Call It Unresponsive Or Complicit
Fuller was quite restrained in his remarks. Most of the others were unprintable. The message was the same, though: The rating companies really didn't do a good job on this one.
Know this: Some people on Wall Street, presumably the ones who didn't help set up these kinds of deals, or sell them, are really annoyed at the rating companies. They say this isn't just the usual case of being late and unresponsive; the rating companies were complicit in the subprime meltdown, bordering on the irresponsible.
It's one thing, after all, for subprime borrowers to be thrown out of their homes.

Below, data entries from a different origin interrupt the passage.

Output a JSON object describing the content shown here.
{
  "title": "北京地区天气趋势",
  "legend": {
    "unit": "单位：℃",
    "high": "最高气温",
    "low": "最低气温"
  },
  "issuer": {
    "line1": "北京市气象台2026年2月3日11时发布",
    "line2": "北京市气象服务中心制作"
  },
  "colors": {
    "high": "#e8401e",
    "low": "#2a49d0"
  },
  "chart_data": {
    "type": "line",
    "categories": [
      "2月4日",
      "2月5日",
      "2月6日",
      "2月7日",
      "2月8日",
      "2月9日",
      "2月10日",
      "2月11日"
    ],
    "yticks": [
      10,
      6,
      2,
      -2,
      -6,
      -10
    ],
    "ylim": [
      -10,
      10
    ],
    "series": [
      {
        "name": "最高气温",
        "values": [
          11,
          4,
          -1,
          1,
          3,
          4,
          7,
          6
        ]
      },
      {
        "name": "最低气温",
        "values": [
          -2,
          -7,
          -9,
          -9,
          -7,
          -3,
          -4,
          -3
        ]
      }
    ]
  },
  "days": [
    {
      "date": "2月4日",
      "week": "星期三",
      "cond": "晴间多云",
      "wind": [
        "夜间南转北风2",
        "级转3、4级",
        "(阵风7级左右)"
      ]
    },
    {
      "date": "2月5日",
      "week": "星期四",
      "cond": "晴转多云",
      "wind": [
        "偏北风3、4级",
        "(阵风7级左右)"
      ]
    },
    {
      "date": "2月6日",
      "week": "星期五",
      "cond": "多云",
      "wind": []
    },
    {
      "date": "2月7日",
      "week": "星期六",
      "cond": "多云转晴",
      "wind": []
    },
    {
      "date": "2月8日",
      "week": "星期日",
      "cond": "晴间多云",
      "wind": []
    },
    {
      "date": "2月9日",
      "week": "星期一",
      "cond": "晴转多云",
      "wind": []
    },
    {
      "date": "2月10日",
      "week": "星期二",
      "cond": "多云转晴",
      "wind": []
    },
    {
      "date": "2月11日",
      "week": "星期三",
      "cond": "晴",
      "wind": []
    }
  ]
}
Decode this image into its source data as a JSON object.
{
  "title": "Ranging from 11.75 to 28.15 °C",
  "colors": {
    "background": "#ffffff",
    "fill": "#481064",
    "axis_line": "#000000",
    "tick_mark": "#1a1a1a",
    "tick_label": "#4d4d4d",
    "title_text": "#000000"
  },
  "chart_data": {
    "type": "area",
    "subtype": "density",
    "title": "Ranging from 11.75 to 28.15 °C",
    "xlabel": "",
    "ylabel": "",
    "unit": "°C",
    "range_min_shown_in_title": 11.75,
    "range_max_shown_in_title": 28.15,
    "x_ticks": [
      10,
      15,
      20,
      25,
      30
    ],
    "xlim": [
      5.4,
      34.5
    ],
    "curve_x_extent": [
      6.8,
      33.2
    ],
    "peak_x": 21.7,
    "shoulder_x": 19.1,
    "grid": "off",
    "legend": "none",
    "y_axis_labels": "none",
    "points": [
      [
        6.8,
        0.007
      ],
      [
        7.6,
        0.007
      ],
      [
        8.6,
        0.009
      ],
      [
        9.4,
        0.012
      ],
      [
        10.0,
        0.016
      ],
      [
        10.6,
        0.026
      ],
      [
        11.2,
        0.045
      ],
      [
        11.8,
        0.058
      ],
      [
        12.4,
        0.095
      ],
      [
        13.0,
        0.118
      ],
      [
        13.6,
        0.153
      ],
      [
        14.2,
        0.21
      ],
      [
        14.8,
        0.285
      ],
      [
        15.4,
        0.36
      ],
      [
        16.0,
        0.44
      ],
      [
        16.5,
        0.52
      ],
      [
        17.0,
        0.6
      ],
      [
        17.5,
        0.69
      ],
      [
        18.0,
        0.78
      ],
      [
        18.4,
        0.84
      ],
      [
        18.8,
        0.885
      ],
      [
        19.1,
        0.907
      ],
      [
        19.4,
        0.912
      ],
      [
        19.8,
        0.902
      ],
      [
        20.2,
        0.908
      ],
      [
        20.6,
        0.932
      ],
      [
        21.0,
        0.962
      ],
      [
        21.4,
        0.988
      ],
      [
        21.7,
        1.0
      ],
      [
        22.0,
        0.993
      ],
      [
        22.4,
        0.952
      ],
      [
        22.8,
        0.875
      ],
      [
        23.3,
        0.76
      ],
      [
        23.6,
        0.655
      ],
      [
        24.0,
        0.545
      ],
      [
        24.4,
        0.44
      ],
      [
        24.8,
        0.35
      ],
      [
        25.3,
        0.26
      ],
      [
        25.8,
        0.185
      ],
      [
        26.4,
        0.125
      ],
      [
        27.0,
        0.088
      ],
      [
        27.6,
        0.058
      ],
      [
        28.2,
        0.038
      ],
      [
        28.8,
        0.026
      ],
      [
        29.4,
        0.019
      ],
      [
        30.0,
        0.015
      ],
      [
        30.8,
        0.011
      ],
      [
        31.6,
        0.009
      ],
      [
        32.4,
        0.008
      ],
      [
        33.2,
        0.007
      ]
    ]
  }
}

It's quite another for other separate groups - including Wall Street firms, yes, but also state and local pension funds - to lose money because of the manic securitization of those mortgages.
This little episode has a way to go. If I had to bet, I'd say that we're much closer to the beginning of the real estate revaluation than to the end. For bankers, this means more losses ahead, lower bonuses, job losses.
And, if my e-mail is any indication, retribution. There are a lot of people who normally wouldn't press for reform of any aspect of the securities business, who seem likely to press the case against the rating companies. They want retribution, and they want resolution.
By that I mean they want the full, behind-the-scenes story, a comprehensive, definitive report, presumably with some agency of the government's imprimatur on the cover. How did this happen? Why didn't they save us from ourselves? Who's responsible?
Rating company critics may get some kind of regulation, but I don't think they are going to get resolution, especially not from the SEC. The housing collapse seems more like a case of cupidity and stupidity, rather than outright fraud. But you never know. Someone's got to pay for those $400 billion (and climbing) in losses.